Temp & fuel gauges - what am I overlooking?

It's annoying when you're doing everything logically and still getting illogical results. We've all been there.

These guys have you on the right track but I'll just let you know what my order of operations would be if your gauge doesn't work as soon as your test box is connected.

I'd disconnect the wire to the temp sender and place the test box in the same general spot so the wire doesn't get disturbed too much.

Ground the test box to the intake, check your test box to intake ohms and then your intake to battery ohms.

I'd set the test box to 23 ohms (middle) and then check the resistance at the sending unit wire as it goes into the bulkhead.

Check the resistance under the dash as it comes out of the bulkhead.

Check the resistance into the gauge connector. Should still be in the ballpark of 23 ohms.

You could still have an intermittent open in the wire somewhere but at least you have a baseline that your resistance feed is good as the wire currently lays.

Then check the gauge cluster to dash frame ohms and the dash frame to battery ohms.

Last check would be ensuring that the IVR is showing the same voltage behaviors as it sits in the car that you got with it out of the car. Use the same ground points here as you used when checking ohms in the previous step.

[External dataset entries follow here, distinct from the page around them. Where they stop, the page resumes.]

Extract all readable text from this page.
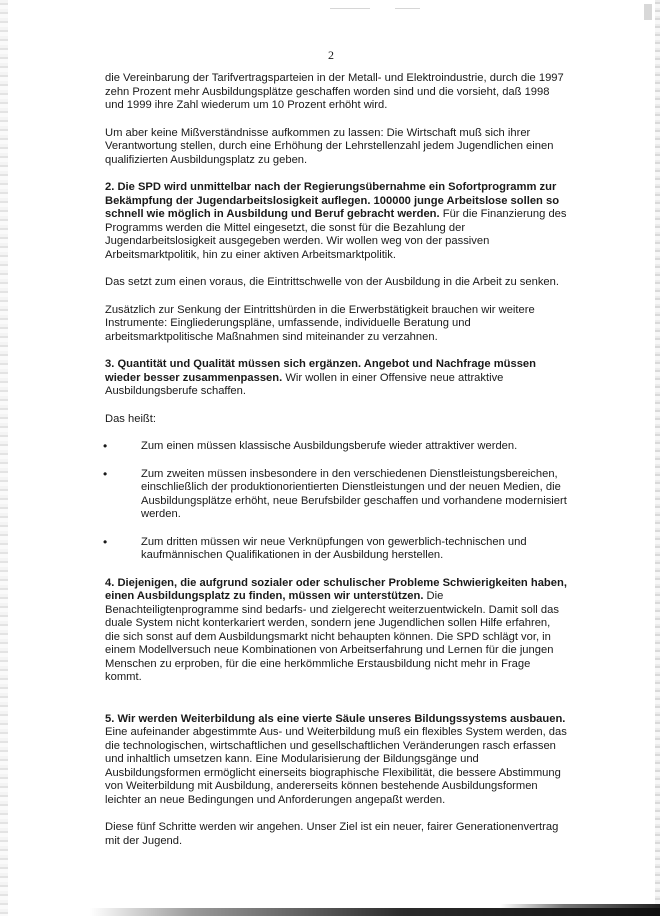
2

die Vereinbarung der Tarifvertragsparteien in der Metall- und Elektroindustrie, durch die 1997 zehn Prozent mehr Ausbildungsplätze geschaffen worden sind und die vorsieht, daß 1998 und 1999 ihre Zahl wiederum um 10 Prozent erhöht wird.

Um aber keine Mißverständnisse aufkommen zu lassen: Die Wirtschaft muß sich ihrer Verantwortung stellen, durch eine Erhöhung der Lehrstellenzahl jedem Jugendlichen einen qualifizierten Ausbildungsplatz zu geben.

2. Die SPD wird unmittelbar nach der Regierungsübernahme ein Sofortprogramm zur Bekämpfung der Jugendarbeitslosigkeit auflegen. 100000 junge Arbeitslose sollen so schnell wie möglich in Ausbildung und Beruf gebracht werden. Für die Finanzierung des Programms werden die Mittel eingesetzt, die sonst für die Bezahlung der Jugendarbeitslosigkeit ausgegeben werden. Wir wollen weg von der passiven Arbeitsmarktpolitik, hin zu einer aktiven Arbeitsmarktpolitik.

Das setzt zum einen voraus, die Eintrittschwelle von der Ausbildung in die Arbeit zu senken.

Zusätzlich zur Senkung der Eintrittshürden in die Erwerbstätigkeit brauchen wir weitere Instrumente: Eingliederungspläne, umfassende, individuelle Beratung und arbeitsmarktpolitische Maßnahmen sind miteinander zu verzahnen.

3. Quantität und Qualität müssen sich ergänzen. Angebot und Nachfrage müssen wieder besser zusammenpassen. Wir wollen in einer Offensive neue attraktive Ausbildungsberufe schaffen.

Das heißt:

•	Zum einen müssen klassische Ausbildungsberufe wieder attraktiver werden.
•	Zum zweiten müssen insbesondere in den verschiedenen Dienstleistungsbereichen, einschließlich der produktionorientierten Dienstleistungen und der neuen Medien, die Ausbildungsplätze erhöht, neue Berufsbilder geschaffen und vorhandene modernisiert werden.
•	Zum dritten müssen wir neue Verknüpfungen von gewerblich-technischen und kaufmännischen Qualifikationen in der Ausbildung herstellen.

4. Diejenigen, die aufgrund sozialer oder schulischer Probleme Schwierigkeiten haben, einen Ausbildungsplatz zu finden, müssen wir unterstützen. Die Benachteiligtenprogramme sind bedarfs- und zielgerecht weiterzuentwickeln. Damit soll das duale System nicht konterkariert werden, sondern jene Jugendlichen sollen Hilfe erfahren, die sich sonst auf dem Ausbildungsmarkt nicht behaupten können. Die SPD schlägt vor, in einem Modellversuch neue Kombinationen von Arbeitserfahrung und Lernen für die jungen Menschen zu erproben, für die eine herkömmliche Erstausbildung nicht mehr in Frage kommt.

5. Wir werden Weiterbildung als eine vierte Säule unseres Bildungssystems ausbauen. Eine aufeinander abgestimmte Aus- und Weiterbildung muß ein flexibles System werden, das die technologischen, wirtschaftlichen und gesellschaftlichen Veränderungen rasch erfassen und inhaltlich umsetzen kann. Eine Modularisierung der Bildungsgänge und Ausbildungsformen ermöglicht einerseits biographische Flexibilität, die bessere Abstimmung von Weiterbildung mit Ausbildung, andererseits können bestehende Ausbildungsformen leichter an neue Bedingungen und Anforderungen angepaßt werden.

Diese fünf Schritte werden wir angehen. Unser Ziel ist ein neuer, fairer Generationenvertrag mit der Jugend.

I can't see how it wouldn't work if everything checks out fine. Only other possible issue would be an intermittent open in the wiring under the dash that you are disturbing when doing your checks. At that point I'd check the resistance at the gauge again and start wiggling the harness around to see if you get a fluctuation on your gauge. Might be smart to do the same shake test as you test the IVR voltage as well. Since the IVR is pulsing, you'll probably have to go slower and hold the harness one way for a few seconds and another way for a few seconds to see if you can find a spot where the voltage drops out.